Qu'allez-vous choisir comme chewing-gum phonétique : La première fois que je l'ai vue... ou Si t'as été à Tahiti ?

 

 

 

 

22 septembre 2020

Archive : Perfect French Pronunciation, de Knowles et Favard

[Dans la catégorie Archives, je présente un ouvrage de ma bibliothèque et j'en donne de courts extraits.]

 

KNOWLES, Mary H., DES COMBES FAVARD, Berthe (1924), Perfect French Pronunciation : a system of applied phonetics with drill in rhythmic French, Chicago, D.C. Heath and Company, 72 p.

 

      Voici la seconde édition du manuel : Perfect French Possible : Some Essential and Adequate Helps for French Pronunciation and Rhythm, écrit en 1910 par Mary H. KNOWLES, "membre actif de l'Association de Phonétique Internationale, Présidente pendant 37 ans du Club Français de Chicago, nommée Officier d'Académie le 16 Octobre 1902"... et par Berthe DES COMBES FAVARD, professeur de français à la Hyde Park High School de Chicago. Vous pouvez lire l'avant-propos et le sommaire de cette édition ici.

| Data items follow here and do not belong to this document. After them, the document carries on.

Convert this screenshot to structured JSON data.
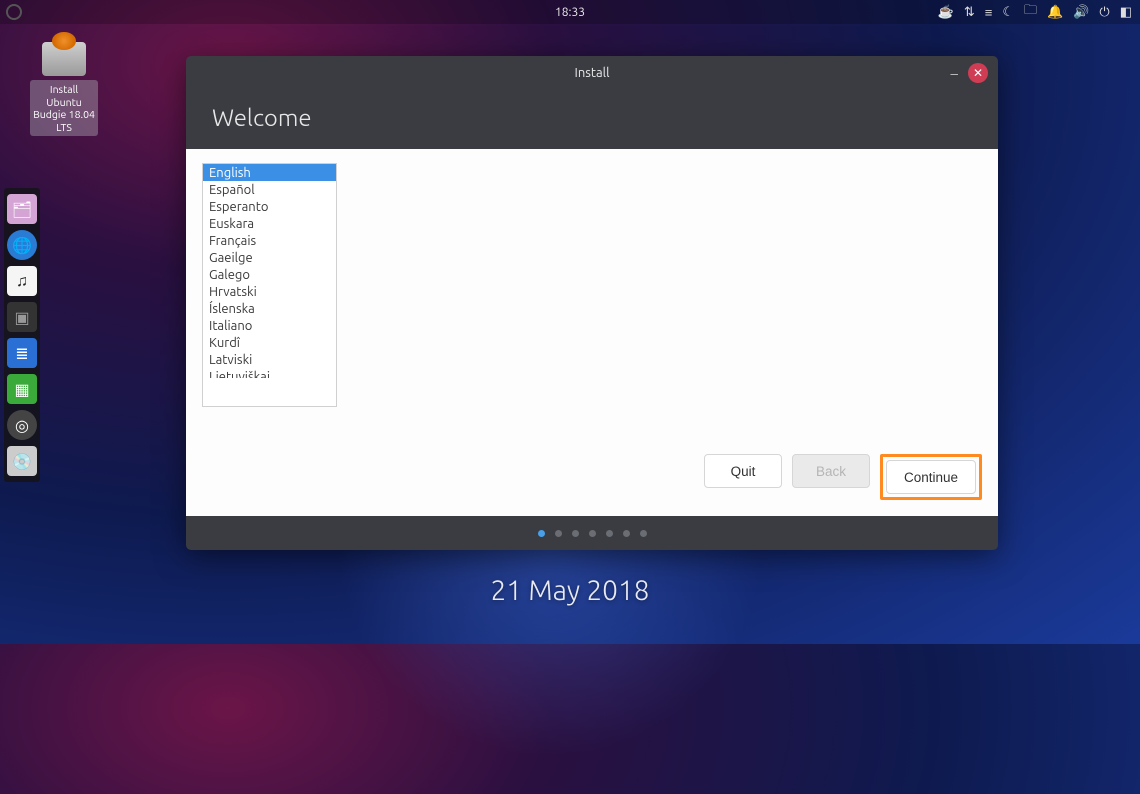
{
  "panel": {
    "clock": "18:33"
  },
  "desktop": {
    "installer_label": "Install Ubuntu Budgie 18.04 LTS",
    "date": "21 May 2018"
  },
  "window": {
    "title": "Install",
    "heading": "Welcome",
    "languages": [
      "English",
      "Español",
      "Esperanto",
      "Euskara",
      "Français",
      "Gaeilge",
      "Galego",
      "Hrvatski",
      "Íslenska",
      "Italiano",
      "Kurdî",
      "Latviski",
      "Lietuviškai"
    ],
    "selected_index": 0,
    "buttons": {
      "quit": "Quit",
      "back": "Back",
      "continue": "Continue"
    },
    "page_count": 7,
    "active_page": 0
  }
}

     L'ouvrage de 1924 présente, à mon humble avis, un intérêt essentiellement historique, les études de phonétique contrastive en français et en anglais ayant été largement developpées depuis. Mais de nombreux arguments du texte portent encore et tous sont une bonne base à la discussion.

     Voici la traduction de l'avant-propos.

 

 

Aux enseignants

Aux enseignants natifs français qu’il faudrait convaincre de l’utilité de cette méthode, et qui préféreraient laisser agir l’imitation naturelle, nous pouvons répondre que notre objectif est de réveiller le sens de l’imitation, de le cultiver, de le maintenir actif en ouvrant les oreilles et la compréhension de l’élève.

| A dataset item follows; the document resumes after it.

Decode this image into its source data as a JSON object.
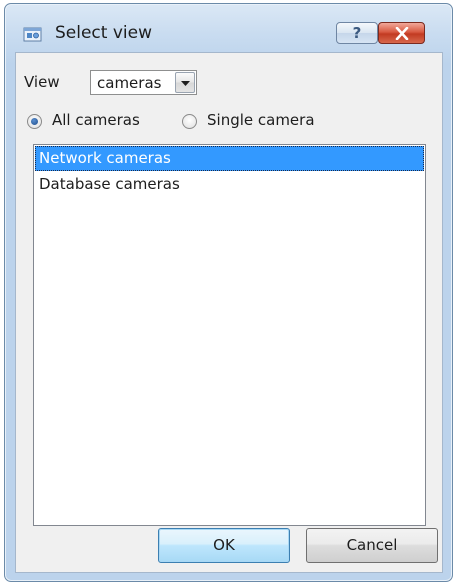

Aux enseignants américains de français qui ne seraient pas suffisamment sûr de leur propre accent pour utiliser cette méthode de comparaison entre les sons du français et de l’anglais, notre conseil serait d’étudier et de pratiquer quotidiennement  les exercices proposés. Ayant été obligés eux-mêmes de perfectionner leur prononciation de cette manière, ils seront plus aptes à l’enseigner à leurs élèves. Les voyelles anormales (« abnormal » = [y, ø, œ]) et les nasales ne peuvent être correctes que si les sons normaux sont maîtrisés.

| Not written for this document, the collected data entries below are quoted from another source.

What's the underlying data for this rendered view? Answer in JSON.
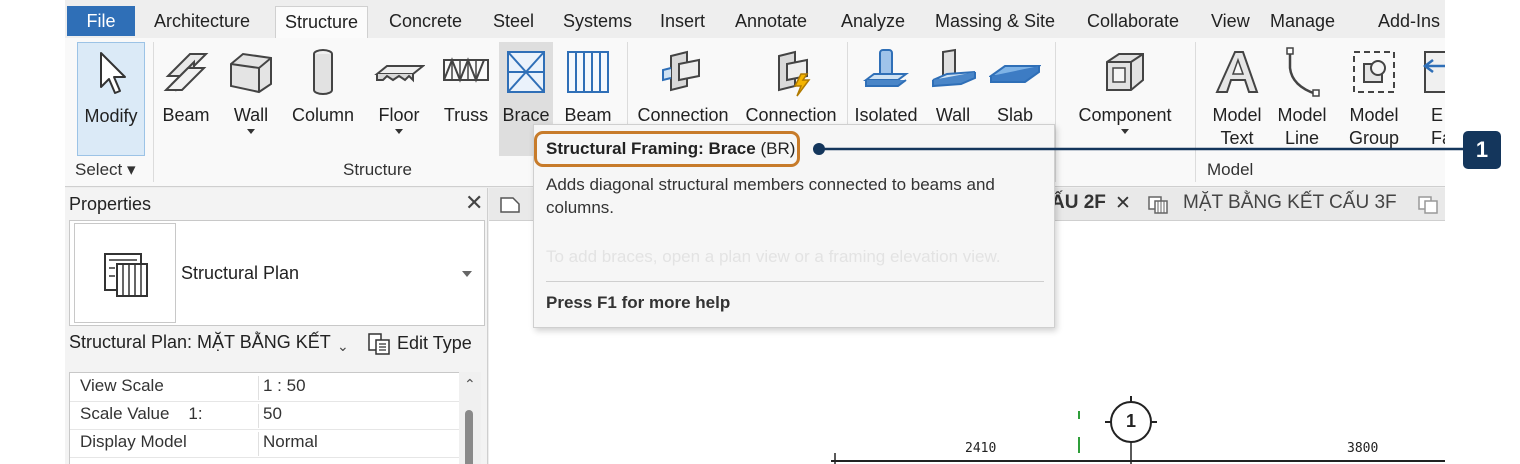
{
  "menu": {
    "file": "File",
    "tabs": [
      "Architecture",
      "Structure",
      "Concrete",
      "Steel",
      "Systems",
      "Insert",
      "Annotate",
      "Analyze",
      "Massing & Site",
      "Collaborate",
      "View",
      "Manage",
      "Add-Ins"
    ],
    "active": "Structure"
  },
  "ribbon": {
    "select": {
      "modify": "Modify",
      "label": "Select ▾"
    },
    "structure": {
      "label": "Structure",
      "tools": [
        "Beam",
        "Wall",
        "Column",
        "Floor",
        "Truss",
        "Brace",
        "Beam"
      ]
    },
    "connection": {
      "tools": [
        "Connection",
        "Connection"
      ]
    },
    "foundation": {
      "tools": [
        "Isolated",
        "Wall",
        "Slab"
      ]
    },
    "model": {
      "label": "Model",
      "component": "Component",
      "model_text_1": "Model",
      "model_text_2": "Text",
      "model_line_1": "Model",
      "model_line_2": "Line",
      "model_group_1": "Model",
      "model_group_2": "Group",
      "extra_1": "E",
      "extra_2": "Fa"
    }
  },
  "properties": {
    "title": "Properties",
    "close": "✕",
    "type_name": "Structural Plan",
    "selector": "Structural Plan: MẶT BẰNG KẾT",
    "edit_type": "Edit Type",
    "rows": [
      {
        "key": "View Scale",
        "value": "1 : 50"
      },
      {
        "key": "Scale Value    1:",
        "value": "50"
      },
      {
        "key": "Display Model",
        "value": "Normal"
      }
    ]
  },
  "view_tabs": {
    "tab1": "ẤU 2F",
    "tab1_close": "✕",
    "tab2": "MẶT BẰNG KẾT CẤU 3F"
  },
  "drawing": {
    "grid_label": "1",
    "dim1": "2410",
    "dim2": "3800"
  },
  "tooltip": {
    "title_bold": "Structural Framing: Brace",
    "title_shortcut": "(BR)",
    "description": "Adds diagonal structural members connected to beams and columns.",
    "faded_hint": "To add braces, open a plan view or a framing elevation view.",
    "help": "Press F1 for more help"
  },
  "callout": {
    "number": "1",
    "color": "#14365c",
    "highlight_color": "#c77b2a"
  }
}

Les premières leçons présentent des mots ne contenant ni voyelles anormales ni nasales et qui se ressemblent en français et en anglais. De même, tout au long du livre, les exemples ont été choisis en référence à leur simplicité, de même qu’à leur utilité dans les conversations quotidiennes.

Analyses et transcriptions sont présentées ensemble mais malgré ce fait, elles ne doivent jamais être transmises aux élèves en même temps. Une simple connaissance de la transcription permet de regarder la prononciation des mots dans un dictionnaire ou de l’indiquer rapidement et facilement par écrit, mais quand il s’agit d’énoncés et de phrases, il faut plus qu’un dictionnaire. L’élève doit être entrainé à la liaison et à l’enchaînement. La différenciation entre ces termes rend possible de traiter avec grande clarté de cet enchaînement des sons qui est essentiel à la fluidité du français.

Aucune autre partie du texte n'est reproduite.